Similarities aside, the reason I keep going back to this expertly-mastered track is because good gear will almost always render it correctly, and any deviation is a solid strike against. So far, so good, but the first view from the summit was one I’d already seen before. Also, you may have noticed I used Elex to describe the Elear above, because having switched to Elex pads, that’s exactly what the Elear becomes. Since the Elex has a very similar FR graph to Utopia – and is often described as a ‘baby Utopia’ – I wanted to compare apples with apples, rather than use the more strident, dynamic and punchy Elear.
Change of pace
Strident, dynamic and punchy was exactly what I was looking for from the second test track, AC/DC’s seminal ‘Thunderstuck’ (watch here). Again a gorgeously mastered track, with good gear you should be able to get a real sense of stage width and space as the iconic guitar riff slowly builds up and around you, followed by the ‘kick’ of the kick drums – even before Brian Johnson’s unique delivery is heard over the backing vocals. Being treble sensitive, I use this track to test for glare in the higher notes of the screeching guitars, and as a bass aficionado, I want to feel the drums in the mix, not just hear them. This isn’t always an easy trick to pull off with headphones, but the really good ones will find just the right balance, even at higher volumes, without causing fatigue.
The three most obvious qualities immediately apparent in Utopia’s presentation of the track was its remarkably clean highs, superb instrument separation and ink black background. The sound appeared ‘out of nowhere’ and disappeared from the stage with equally stealth-like speed. I’d read all about the Utopia’s fabled ‘speed’, but didn’t really understand what that meant until I heard this track. You could almost slice the details with a scalpel, but at such speed that it would be humanly impossible to do so. The fastest headphones I’d heard prior to this was a higher-end Stax electrostatic, and this was every bit as fast if not faster.

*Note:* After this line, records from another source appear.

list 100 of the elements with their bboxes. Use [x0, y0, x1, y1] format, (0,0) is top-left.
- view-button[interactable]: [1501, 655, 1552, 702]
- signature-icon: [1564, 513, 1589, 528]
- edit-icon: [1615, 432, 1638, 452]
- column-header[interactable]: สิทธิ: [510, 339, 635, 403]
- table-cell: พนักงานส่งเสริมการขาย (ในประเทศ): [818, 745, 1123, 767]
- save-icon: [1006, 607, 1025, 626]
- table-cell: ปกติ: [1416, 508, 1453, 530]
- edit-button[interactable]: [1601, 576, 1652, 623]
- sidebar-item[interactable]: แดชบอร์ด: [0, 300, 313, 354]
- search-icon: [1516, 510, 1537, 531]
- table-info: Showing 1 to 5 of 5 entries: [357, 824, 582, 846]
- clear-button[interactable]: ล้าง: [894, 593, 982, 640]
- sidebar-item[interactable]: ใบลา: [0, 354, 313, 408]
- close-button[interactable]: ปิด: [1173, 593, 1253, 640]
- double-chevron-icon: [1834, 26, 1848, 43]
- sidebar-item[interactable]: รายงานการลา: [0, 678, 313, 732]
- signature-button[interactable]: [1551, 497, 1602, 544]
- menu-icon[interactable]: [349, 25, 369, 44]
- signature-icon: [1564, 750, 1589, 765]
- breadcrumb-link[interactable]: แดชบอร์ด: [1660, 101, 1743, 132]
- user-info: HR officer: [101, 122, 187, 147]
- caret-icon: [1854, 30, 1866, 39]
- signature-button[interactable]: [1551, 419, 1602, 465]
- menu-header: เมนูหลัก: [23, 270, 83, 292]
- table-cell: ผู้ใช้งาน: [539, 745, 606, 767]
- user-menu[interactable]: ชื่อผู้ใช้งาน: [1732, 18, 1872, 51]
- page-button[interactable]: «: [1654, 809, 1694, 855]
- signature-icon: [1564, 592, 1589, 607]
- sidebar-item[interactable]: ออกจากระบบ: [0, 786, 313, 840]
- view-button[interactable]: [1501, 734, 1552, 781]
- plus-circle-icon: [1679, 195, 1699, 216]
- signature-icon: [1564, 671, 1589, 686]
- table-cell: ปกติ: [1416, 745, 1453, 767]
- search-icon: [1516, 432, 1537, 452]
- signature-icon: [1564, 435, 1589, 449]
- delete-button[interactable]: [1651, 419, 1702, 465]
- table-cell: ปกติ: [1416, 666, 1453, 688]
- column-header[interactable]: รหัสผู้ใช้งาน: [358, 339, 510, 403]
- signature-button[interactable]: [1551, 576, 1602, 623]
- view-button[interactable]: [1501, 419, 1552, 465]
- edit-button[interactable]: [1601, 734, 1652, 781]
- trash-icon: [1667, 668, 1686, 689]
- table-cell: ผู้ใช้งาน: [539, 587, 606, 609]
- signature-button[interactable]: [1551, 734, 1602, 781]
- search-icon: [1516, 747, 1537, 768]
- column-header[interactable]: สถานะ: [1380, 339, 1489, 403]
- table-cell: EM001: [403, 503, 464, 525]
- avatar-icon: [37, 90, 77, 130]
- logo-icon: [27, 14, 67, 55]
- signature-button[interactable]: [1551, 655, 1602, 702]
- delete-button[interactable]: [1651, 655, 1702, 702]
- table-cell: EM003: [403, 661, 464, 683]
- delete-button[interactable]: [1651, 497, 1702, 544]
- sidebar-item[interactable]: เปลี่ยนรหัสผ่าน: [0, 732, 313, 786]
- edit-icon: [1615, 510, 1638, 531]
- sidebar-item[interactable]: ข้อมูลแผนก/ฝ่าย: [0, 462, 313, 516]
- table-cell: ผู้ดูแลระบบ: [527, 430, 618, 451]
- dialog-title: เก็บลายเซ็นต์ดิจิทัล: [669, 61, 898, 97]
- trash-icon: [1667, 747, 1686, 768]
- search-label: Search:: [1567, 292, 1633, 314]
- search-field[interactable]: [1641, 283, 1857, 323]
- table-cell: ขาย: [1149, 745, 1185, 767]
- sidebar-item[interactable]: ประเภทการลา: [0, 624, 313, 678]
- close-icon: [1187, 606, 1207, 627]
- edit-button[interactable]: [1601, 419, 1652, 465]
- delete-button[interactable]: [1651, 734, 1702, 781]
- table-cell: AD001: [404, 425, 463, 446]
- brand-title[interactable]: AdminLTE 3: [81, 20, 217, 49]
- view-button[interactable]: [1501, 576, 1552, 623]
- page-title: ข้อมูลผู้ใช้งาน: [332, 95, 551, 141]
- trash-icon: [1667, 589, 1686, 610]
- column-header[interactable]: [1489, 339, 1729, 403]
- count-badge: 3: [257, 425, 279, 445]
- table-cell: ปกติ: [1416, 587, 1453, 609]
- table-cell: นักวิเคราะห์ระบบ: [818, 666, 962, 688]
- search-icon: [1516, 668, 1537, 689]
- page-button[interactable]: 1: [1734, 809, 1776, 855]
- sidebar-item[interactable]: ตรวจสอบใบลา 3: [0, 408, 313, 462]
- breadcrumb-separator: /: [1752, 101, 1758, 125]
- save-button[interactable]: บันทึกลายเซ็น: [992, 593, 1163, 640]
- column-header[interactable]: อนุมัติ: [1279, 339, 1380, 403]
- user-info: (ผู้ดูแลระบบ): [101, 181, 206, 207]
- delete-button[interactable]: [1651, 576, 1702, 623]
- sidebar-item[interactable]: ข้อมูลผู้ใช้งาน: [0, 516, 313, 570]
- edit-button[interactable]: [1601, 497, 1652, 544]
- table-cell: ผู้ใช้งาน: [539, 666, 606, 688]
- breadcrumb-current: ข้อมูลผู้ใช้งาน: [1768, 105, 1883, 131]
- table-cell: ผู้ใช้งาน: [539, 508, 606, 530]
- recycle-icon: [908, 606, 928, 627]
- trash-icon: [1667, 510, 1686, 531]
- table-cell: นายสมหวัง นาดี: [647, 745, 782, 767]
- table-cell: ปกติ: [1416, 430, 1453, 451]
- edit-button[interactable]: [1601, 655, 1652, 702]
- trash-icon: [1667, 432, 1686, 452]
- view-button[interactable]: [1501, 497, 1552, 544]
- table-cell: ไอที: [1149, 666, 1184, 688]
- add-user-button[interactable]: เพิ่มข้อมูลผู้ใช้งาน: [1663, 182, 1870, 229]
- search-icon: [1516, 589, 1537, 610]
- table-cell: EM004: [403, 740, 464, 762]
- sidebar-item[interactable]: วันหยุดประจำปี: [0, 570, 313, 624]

Speed isn’t the only trait the Utopia seems to share with electrostatics. Not known for moving much air, ‘stats specialise in the delivery of tight, clean and detailed bass that often lacks the weight of real instruments or the rumble of electronic drums. This was a disappointment when hearing my first Stax, and likewise when hearing Thunderstruck through the Utopia. While not specifically a bass-driven track, I’ve heard the kick drums in the intro and the cacophony of drums in the body of the track conveyed with a real visceral impact on the likes of ZMF’s Atticus and the LCD-3, and even the Elear has a certain dynamic punch that makes Thunderstruck’s kicks stand out in the mix. The Utopia, while perfectly articulate, just didn’t do that for me. It was almost a sanitised rendition of bass, like one might expected from the likes of a Sennheiser HD600 or HD650, albeit a touch fuller than Sennheiser’s midrange models, and certainly more detailed.
But where you sometimes want to let your hair down and rock out to a track like Thunderstruck – or similarly styled tracks like Joe ‘Satch’ Satriani’s ‘Always With Me, Always With You’ (watch here) off his ’Surfing With The Alien’ album – you’re more likely to sit and clap to the beat while tethered to the ‘oh so polite’ Utopia. And that’s ok; the Utopia is not, as far as I can tell, a balls-to-the-wall headphone, and that’s by design. There’s just too much detail, nuance, and subtlety in its approach to really bring on the grunge. For many audiophiles that’s a plus, and my penchant for tastefully elevated bass isn’t something these folks will lose much sleep over.